Extract

Paul Collier has become known for his books that seek to clarify global policy debates for the general public, particularly by focusing on the challenge of extreme poverty. Having written on development assistance, democracy promotion and resource management, Collier has now turned his attention to the phenomenon of global migration in Exodus: How Migration is Changing Our World.

Collier follows the approach of other recent books on global migration by reviewing evidence confirming that current rates of migration are on balance beneficial for sending countries, receiving countries, and migrants themselves. He contends, however, that beyond a certain threshold the marginal social and economic returns from migration cease to be positive. Therefore, migration scholarship should be less concerned with whether the phenomenon is ‘good’ or ‘bad’, but about how migration policy can be used constructively to achieve optimal rates of migration.

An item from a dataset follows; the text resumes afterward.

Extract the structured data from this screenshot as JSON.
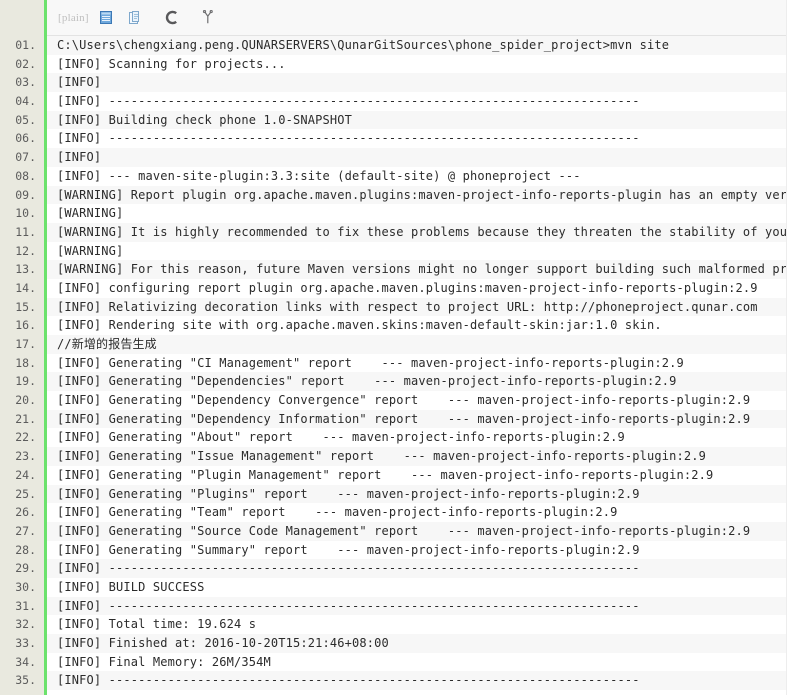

As in his previous books, Collier casts himself as a pragmatic realist, telling hard truths in defiance of the ‘guardians of orthodoxies’, who ‘stand ready with their fatwas’ (p. 18). Relying heavily upon simplified models to make one of his key arguments, Collier contends that diasporas promote accelerating global migration and as these diasporas grow in size they make social integration in host societies more uneven. States have responsibilities here, according to Collier, both to regulate the rate of immigration and to uphold a more robust version of national culture.